Just to be there was a real buzz, let alone having 3000 species of weird and wonderful fish to catch.
AND THE WORST?
Flying to Tonga on an early flight. A rainstorm meant the plane couldn't land, so we were forced to continue up to Samoa and we were getting short of fuel. The airport there was closed and we sat in the plane on the tarmac for four hours waiting for the fuel tanker, which broke down as soon as it arrived.
Food and water had run out and they wouldn't let us off the plane because there were no customs staff to clear us.
Finally, we got back in the air but as we passed over Tonga we were told there was now no time to land as the plane was needed back in New Zealand and the crew were close to their maximum flying hours.
That night we were back where we started in Auckland, never having got off the plane in 12 hours or wet a line.
WHILE YOU WERE TRAVELLING AND FISHING DID YOU SET A CERTAIN TIME ASIDE FOR WRITING OR TAKING NOTES FOR THE REEL LIFE OR DID YOU WRITE FROM MEMORY?
Human memory is notoriously unreliable and mine is no exception.
I kept extensive journals during my trips and, referring back to them while writing this book, I was amazed at how my mind's current recollections of trips and the actual notes I took at the time differed, and the things I'd forgotten.
WHAT'S THE SCARIEST THING THAT'S HAPPENED TO YOU WHILE OUT AT SEA?
While crewing on a game boat at the Three Kings Islands we chased a marlin hooked on very light line backwards through an incredible lightning storm while holding long, aluminium-handled gaffs.
We thought the fish was a potential world record, so we had to be ready.
I also thought there was a fair chance of getting toasted, but you have to die of something after all, and it would have been a great story assuming there was anyone around to tell it.
But we were not struck by lightning and, after all that, the fish was broken off in a heavy rain squall.
TELL US ABOUT THE ONE THAT GOT AWAY.
There are plenty of these, so it is hard to choose one, but I hooked a fish at Cape Runaway on a heavy saltwater fly rod once that ran out about 300m of line before breaking me off.
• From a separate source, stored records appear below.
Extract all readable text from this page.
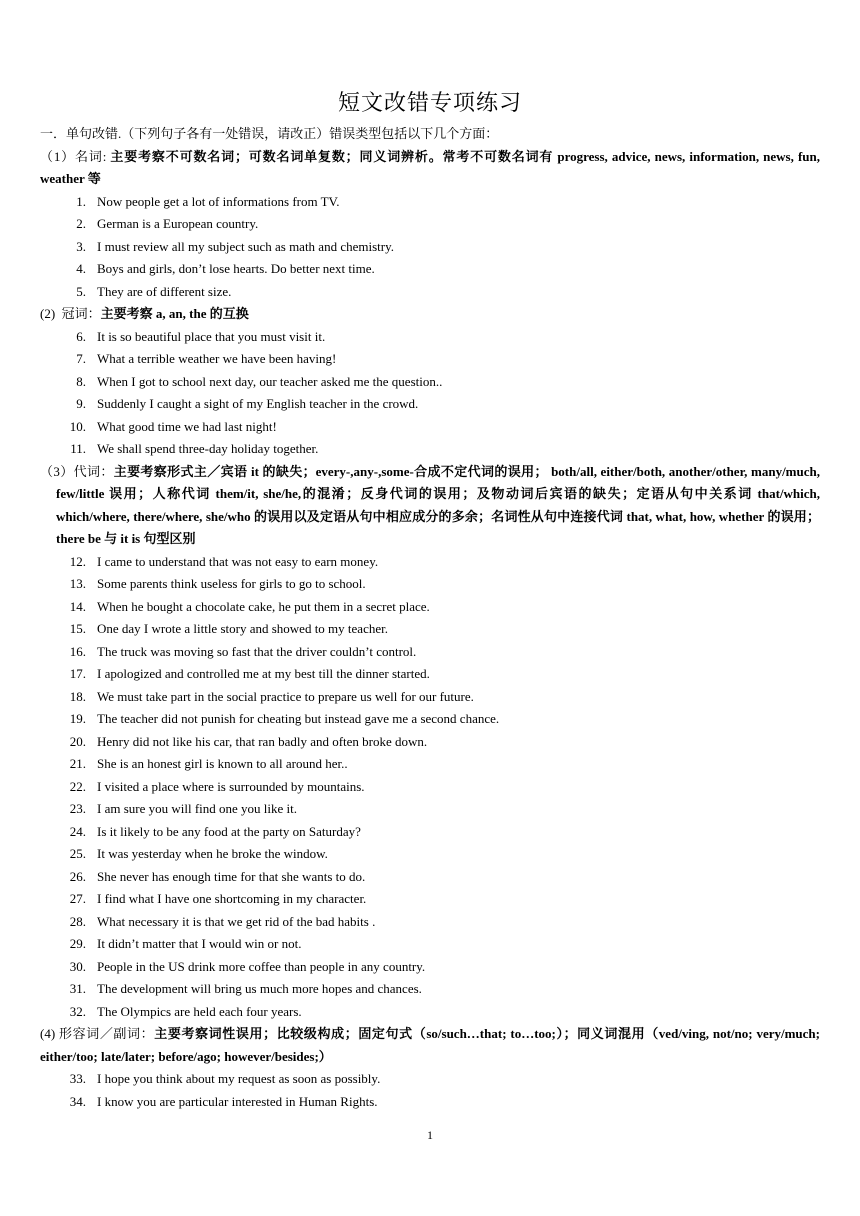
短文改错专项练习
一．单句改错.（下列句子各有一处错误，请改正）错误类型包括以下几个方面：
（1）名词: 主要考察不可数名词；可数名词单复数；同义词辨析。常考不可数名词有 progress, advice, news, information, news, fun, weather 等
1. Now people get a lot of informations from TV.
2. German is a European country.
3. I must review all my subject such as math and chemistry.
4. Boys and girls, don’t lose hearts. Do better next time.
5. They are of different size.
(2)  冠词：主要考察 a, an, the 的互换
6. It is so beautiful place that you must visit it.
7. What a terrible weather we have been having!
8. When I got to school next day, our teacher asked me the question..
9. Suddenly I caught a sight of my English teacher in the crowd.
10. What good time we had last night!
11. We shall spend three-day holiday together.
（3）代词：主要考察形式主／宾语 it 的缺失；every-,any-,some-合成不定代词的误用； both/all, either/both, another/other, many/much, few/little 误用；人称代词 them/it, she/he,的混淆；反身代词的误用；及物动词后宾语的缺失；定语从句中关系词 that/which, which/where, there/where, she/who 的误用以及定语从句中相应成分的多余；名词性从句中连接代词 that, what, how, whether 的误用；there be 与 it is 句型区别
12. I came to understand that was not easy to earn money.
13. Some parents think useless for girls to go to school.
14. When he bought a chocolate cake, he put them in a secret place.
15. One day I wrote a little story and showed to my teacher.
16. The truck was moving so fast that the driver couldn’t control.
17. I apologized and controlled me at my best till the dinner started.
18. We must take part in the social practice to prepare us well for our future.
19. The teacher did not punish for cheating but instead gave me a second chance.
20. Henry did not like his car, that ran badly and often broke down.
21. She is an honest girl is known to all around her..
22. I visited a place where is surrounded by mountains.
23. I am sure you will find one you like it.
24. Is it likely to be any food at the party on Saturday?
25. It was yesterday when he broke the window.
26. She never has enough time for that she wants to do.
27. I find what I have one shortcoming in my character.
28. What necessary it is that we get rid of the bad habits .
29. It didn’t matter that I would win or not.
30. People in the US drink more coffee than people in any country.
31. The development will bring us much more hopes and chances.
32. The Olympics are held each four years.
(4) 形容词／副词：主要考察词性误用；比较级构成；固定句式（so/such…that; to…too;）；同义词混用（ved/ving, not/no; very/much; either/too; late/later; before/ago; however/besides;）
33. I hope you think about my request as soon as possibly.
34. I know you are particular interested in Human Rights.
1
I never saw it, but still wonder what it was.
WHAT IS YOUR FAVOURITE FISH TO EAT?
Probably mahimahi, but they are a tropical species and not many are caught in New Zealand waters. My next choices would be bluenose, groper, tarakihi or John Dory.
HOW IMPORTANT IS EQUIPMENT - DO YOU HAVE TO HAVE THE MOST EXPENSIVE TACKLE?
No, my budget doesn't often stretch to absolute top-of-the line tackle for each of the many types of fishing I enjoy but I try to buy robust tackle of reliable brands, usually about two-thirds up the price scale.
WHAT BASIC EQUIPMENT WOULD YOU ADVISE A FIRST-TIME FISHER TO PURCHASE?
That depends on what sort of fishing they intend to do.
Tackle required for trout fishing, for example, is vastly different to that required for big game fishing.
No one ever regretted buying quality however, and they are more likely to enjoy their initial experience if they have decent equipment.
IS THERE A SECRET TO BEING A GOOD FISHERMAN OR IS IT ALL PURE LUCK?
It is said of fishing that you are better to be lucky than good.
But I find that the harder I try, the more I learn, and the more I persevere, the luckier I get.
WHAT'S NEXT FOR YOU?
I am looking forward to a break from magazine work (I work at NZ Fishing News) and a holiday down in Hawke's Bay, visiting family and, hopefully, with a few trout, groper, paua and crayfish thrown in.
THREE TOP FISHING TIPS?
Learn to tie good knots; keep your hooks sharp; fish where the fish are.